Core Concepts¶

This page introduces the core design philosophy and architectural components of MolOP.

1. Parsers and AutoParser¶

MolOP adopts a parser/model separation design pattern. Parsers are responsible for extracting data from raw text.

AutoParser: The recommended entry point for users. It automatically identifies and selects the appropriate parser based on file extensions.
Unified Interface: Whether handling a single file or multiple files via wildcards, AutoParser returns a consistent batch model object.
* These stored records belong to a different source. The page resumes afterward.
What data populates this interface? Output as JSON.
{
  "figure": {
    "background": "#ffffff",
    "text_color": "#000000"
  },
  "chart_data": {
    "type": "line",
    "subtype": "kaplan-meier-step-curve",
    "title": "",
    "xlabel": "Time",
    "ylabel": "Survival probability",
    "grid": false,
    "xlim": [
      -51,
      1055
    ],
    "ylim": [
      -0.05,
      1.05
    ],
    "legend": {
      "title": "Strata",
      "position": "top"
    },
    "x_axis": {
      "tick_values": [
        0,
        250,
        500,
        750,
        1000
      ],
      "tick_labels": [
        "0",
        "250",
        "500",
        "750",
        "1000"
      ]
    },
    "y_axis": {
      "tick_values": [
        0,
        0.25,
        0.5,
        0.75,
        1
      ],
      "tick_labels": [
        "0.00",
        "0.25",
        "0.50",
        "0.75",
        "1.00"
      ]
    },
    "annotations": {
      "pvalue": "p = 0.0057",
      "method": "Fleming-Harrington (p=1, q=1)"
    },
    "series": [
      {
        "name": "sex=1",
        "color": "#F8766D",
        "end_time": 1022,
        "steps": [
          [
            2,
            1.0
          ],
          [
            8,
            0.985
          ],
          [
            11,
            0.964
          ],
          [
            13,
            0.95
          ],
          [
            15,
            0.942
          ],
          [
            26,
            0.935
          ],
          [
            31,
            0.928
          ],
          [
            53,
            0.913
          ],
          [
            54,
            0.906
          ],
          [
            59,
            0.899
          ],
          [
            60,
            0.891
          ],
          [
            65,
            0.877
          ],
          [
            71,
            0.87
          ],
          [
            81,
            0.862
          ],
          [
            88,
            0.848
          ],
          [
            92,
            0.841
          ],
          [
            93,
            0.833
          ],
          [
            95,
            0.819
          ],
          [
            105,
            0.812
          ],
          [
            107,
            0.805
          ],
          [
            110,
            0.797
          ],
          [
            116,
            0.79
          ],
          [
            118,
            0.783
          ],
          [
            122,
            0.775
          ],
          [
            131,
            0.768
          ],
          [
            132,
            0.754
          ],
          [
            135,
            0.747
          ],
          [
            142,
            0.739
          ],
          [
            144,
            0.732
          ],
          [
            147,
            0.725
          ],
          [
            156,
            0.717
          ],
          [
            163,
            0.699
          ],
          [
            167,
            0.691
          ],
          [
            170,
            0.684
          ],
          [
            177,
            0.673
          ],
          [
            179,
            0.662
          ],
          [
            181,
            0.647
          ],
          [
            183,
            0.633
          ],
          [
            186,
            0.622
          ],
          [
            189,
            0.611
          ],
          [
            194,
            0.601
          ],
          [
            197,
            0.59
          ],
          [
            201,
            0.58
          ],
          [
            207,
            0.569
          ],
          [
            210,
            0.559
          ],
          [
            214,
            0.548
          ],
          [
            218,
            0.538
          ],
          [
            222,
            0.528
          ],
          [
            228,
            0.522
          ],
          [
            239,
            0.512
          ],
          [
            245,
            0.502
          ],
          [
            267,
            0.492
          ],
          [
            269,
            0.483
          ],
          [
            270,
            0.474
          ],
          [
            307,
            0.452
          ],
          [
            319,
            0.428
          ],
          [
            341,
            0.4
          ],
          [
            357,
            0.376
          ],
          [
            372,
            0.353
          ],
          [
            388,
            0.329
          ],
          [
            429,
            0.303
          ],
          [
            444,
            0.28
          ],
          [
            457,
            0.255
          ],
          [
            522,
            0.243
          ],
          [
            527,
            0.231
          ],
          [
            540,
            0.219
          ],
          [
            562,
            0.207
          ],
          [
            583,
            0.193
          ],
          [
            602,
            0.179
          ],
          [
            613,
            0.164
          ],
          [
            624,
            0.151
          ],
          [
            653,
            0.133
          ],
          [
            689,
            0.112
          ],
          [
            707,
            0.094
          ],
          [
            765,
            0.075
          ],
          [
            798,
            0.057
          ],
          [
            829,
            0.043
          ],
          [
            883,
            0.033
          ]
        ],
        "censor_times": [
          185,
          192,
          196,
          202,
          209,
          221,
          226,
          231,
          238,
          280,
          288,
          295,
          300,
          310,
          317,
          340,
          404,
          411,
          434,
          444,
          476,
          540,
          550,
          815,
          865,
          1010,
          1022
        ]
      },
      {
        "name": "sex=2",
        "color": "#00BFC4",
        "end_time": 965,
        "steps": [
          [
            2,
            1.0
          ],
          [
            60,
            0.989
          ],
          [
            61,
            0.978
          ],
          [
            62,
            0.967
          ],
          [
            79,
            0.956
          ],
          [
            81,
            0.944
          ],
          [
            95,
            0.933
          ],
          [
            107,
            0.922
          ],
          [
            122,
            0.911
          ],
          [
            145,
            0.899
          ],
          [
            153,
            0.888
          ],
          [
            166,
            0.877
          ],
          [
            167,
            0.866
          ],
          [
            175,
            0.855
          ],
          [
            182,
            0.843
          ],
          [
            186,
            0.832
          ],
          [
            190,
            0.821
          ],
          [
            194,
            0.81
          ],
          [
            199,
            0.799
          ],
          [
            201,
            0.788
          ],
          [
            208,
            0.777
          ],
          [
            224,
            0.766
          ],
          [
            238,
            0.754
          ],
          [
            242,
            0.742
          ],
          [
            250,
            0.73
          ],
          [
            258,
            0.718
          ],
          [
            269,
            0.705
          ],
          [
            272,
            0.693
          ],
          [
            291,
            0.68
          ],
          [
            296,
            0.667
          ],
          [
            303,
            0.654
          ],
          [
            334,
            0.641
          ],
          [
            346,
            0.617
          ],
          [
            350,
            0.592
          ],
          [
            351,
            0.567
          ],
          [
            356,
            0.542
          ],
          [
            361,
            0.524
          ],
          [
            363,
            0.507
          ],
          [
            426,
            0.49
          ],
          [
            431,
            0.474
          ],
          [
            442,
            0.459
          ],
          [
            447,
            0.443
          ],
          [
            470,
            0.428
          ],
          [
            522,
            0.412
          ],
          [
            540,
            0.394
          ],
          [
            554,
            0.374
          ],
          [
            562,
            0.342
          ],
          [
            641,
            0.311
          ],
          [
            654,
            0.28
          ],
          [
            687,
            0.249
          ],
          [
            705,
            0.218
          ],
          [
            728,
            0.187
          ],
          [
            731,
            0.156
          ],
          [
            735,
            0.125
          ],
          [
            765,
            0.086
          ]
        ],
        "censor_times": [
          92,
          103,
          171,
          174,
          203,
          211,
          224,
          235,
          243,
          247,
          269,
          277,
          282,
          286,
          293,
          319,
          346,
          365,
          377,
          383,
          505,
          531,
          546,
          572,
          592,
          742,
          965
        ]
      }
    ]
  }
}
2. Data Models (Pydantic Models)¶

All data models in MolOP are built on Pydantic, bringing several advantages to computational chemistry data:

Type Safety: Provides comprehensive type hints for IDE completion and static analysis.
Structured Data: Transforms complex calculation outputs (e.g., Gaussian logs) into easy-to-access Python objects.
Hierarchical Structure:
File: Represents a complete physical file.
Frame: Represents a single “frame” within a file (e.g., one step in a geometry optimization).

3. Registry and Codecs¶

MolOP features a highly extensible plugin-based architecture:

Lazy Registration: Codecs (read/write logic) are registered only when AutoParser is first called or explicitly triggered, ensuring fast library import times.
Decoupled Design: New IO formats can be integrated by adding a register function in specific directories without modifying core code.
Third-party Support: Supports registering external codecs via Python entry points.

4. Batch Processing¶

For large-scale computational tasks, MolOP provides robust batch processing support:

FileBatchModelDisk: A dictionary-like container for managing hundreds or thousands of file models.
Parallel Acceleration: Built-in multi-processing support (n_jobs parameter) leverages multi-core CPUs to boost parsing efficiency.
Chained Operations: Supports direct filtering (filter_state), transformation (format_transform), and summarization (summary) on batch objects.

5. Parsing Dataflow¶

The following diagram illustrates the dataflow of the MolOP parsing pipeline, from the CLI or API entry point to the final batch model operations.

graph TD
    subgraph CLI [CLI Layer]
        MolOPCLI["Typer CLI (app.py)"]
    end

    subgraph Entry [Entry Point]
        AutoParser["AutoParser (__init__.py)"]
    end

    subgraph Registry_Logic [Registry & Discovery]
        R_select["Registry.select_reader (codec_registry.py)"]
        R_ensure["Registry.ensure_default_codecs_registered"]
        C_builtin["catalog.load_builtin_codecs (catalog.py)"]
        C_plugin["catalog.load_plugin_codecs (catalog.py)"]
    end

    subgraph Parsing [Parsing Execution]
        FBPD_parse["FileBatchParserDisk.parse (FileBatchParserDisk.py)"]
        Reader["Reader Codec: read(...)"]
    end

    subgraph Model [Data Model & Operations]
        FBMD["FileBatchModelDisk (FileBatchModelDisk.py)"]
        Op_Filter["filter_state"]
        Op_Summary["to_summary_df"]
        Op_Transform["format_transform"]
    end

    MolOPCLI --> AutoParser
    AutoParser --> FBPD_parse
    FBPD_parse --> R_select
    R_select --> R_ensure
    R_ensure --> C_builtin
    R_ensure --> C_plugin
    FBPD_parse --> Reader
    Reader -- "produces FileModel with Frames" --> FBMD
    FBMD --> Op_Filter
    FBMD --> Op_Summary
    FBMD --> Op_Transform
    MolOPCLI -. "calls ops" .-> FBMD

Entry Point: AutoParser is the unified entry point for both single and batch file parsing.
Lazy Discovery: Codecs are discovered and registered only when needed via the Registry.
Batch Operations: FileBatchModelDisk provides high-level operations like filtering and transformation that can be chained.